O olho que, revirado ou exorbitado, é lido por Foucault enquanto um indicador da saída do sujeito para fora de si mesmo, pode ser uma boa ilustração desse viés inquietante do saber produzido pelo diagnóstico do presente, pois, da mesma maneira que o diagnóstico é uma atividade, a qual, simultaneamente, mede e instaura diferença, sendo inseparável do deslocamento em relação ao solo a partir do qual se pensa, o olho só pode olhar para sua própria posição, a partir de sua autotransgressão enquanto olho, isto é, ao ser revirado ou exorbitado. É transgredindo sua posição de olho que o olho pode tentar enxergar a atmosfera através da qual ele olhava para ver outras coisas. Ao deslocar-se de sua posição de olho, ele pode ver aquilo que está de tal maneira próximo de nós, que nós não podíamos enxergar.
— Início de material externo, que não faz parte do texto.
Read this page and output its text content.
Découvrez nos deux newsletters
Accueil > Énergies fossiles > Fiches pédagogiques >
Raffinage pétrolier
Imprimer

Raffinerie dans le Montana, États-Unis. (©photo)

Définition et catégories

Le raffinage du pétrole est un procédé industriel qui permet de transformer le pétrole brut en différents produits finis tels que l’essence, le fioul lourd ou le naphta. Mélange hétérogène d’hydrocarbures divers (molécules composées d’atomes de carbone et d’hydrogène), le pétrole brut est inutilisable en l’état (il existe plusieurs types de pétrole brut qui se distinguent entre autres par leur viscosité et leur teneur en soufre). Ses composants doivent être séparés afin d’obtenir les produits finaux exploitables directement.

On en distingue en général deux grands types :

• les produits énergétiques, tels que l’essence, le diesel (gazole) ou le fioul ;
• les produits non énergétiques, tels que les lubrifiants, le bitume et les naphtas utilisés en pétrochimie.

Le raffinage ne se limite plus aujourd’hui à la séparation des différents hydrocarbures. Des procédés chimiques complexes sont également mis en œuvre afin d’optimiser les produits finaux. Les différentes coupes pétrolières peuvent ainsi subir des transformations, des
Por conseguinte, o diagnóstico deve ser considerado enquanto uma atividade transfiguradora tanto do presente quanto daquele mesmo que diagnostica, que faz irromper o outro e o fora em ambos, conduzindo-os sempre para uma margem que pouco tem de asseguradora e que está em constante deslocamento; uma margem à qual nunca se chega, porque ela é uma permanente saída. Dessa maneira, podemos afirmar finalmente que, por um lado, no artigo de 1963, a transgressão batailliana é afastada da figura da violação de uma lei moral e, com isso, retirada do campo da ética (nesse caso, a ética é pressuposta nos termos de uma lei moral). Entretanto, por outro lado, a transgressão ganha outra dimensão ética irredutível à figura da lei quando, vinculada ao diagnóstico do presente, ela se torna uma ação sobre si mesmo cujo resultado é uma perda do próprio rosto e um deslocamento do olhar.

Logo, defendemos que Prefácio à transgressão, para além de um comentário sobre Bataille, também é um texto que repercute na forma com que Foucault constrói seu próprio pensamento, muito tempo depois de 1963. Podemos, nessa medida, afirmar que o diagnóstico foucaultiano, ao incorporar parte da reflexão sobre Bataille, assume a figura de uma experiência-limite. O diagnóstico propicia um saber eminentemente transfigurador do real e se declina numa voz média, na medida em que também é uma ação transformadora de si mesmo. Nesse sentido, se, para Foucault, o papel da filosofia é construir um diagnóstico do presente, para isso não é proposta nenhuma correção de nosso olhar, de sorte a remover os obstáculos que impedem nossos olhos de enxergar. Se fosse esse o caso, Foucault deveria reconduzir seu pensamento ao esforço kantiano de nos fornecer, como base de seu pensamento, uma justa ideia de nosso próprio conhecimento. Nessa perspectiva, seria válida a reprovação de Béatrice Han, para quem falta ao pensamento de Foucault “fundar, em direito, sua própria possibilidade teórica” (HAN, 1998, p. 257). Contudo, na medida em que o diagnóstico foucaultiano tem como efeito alterar tanto o presente quanto o sujeito do diagnóstico, ele é um procedimento de apagamento do rosto e enucleação do olhar, e não de sua correção. Censurar sua falta de fundação em direito é tentar impor uma teleologia a uma alteração de si e do mundo fundamentalmente ateleológica.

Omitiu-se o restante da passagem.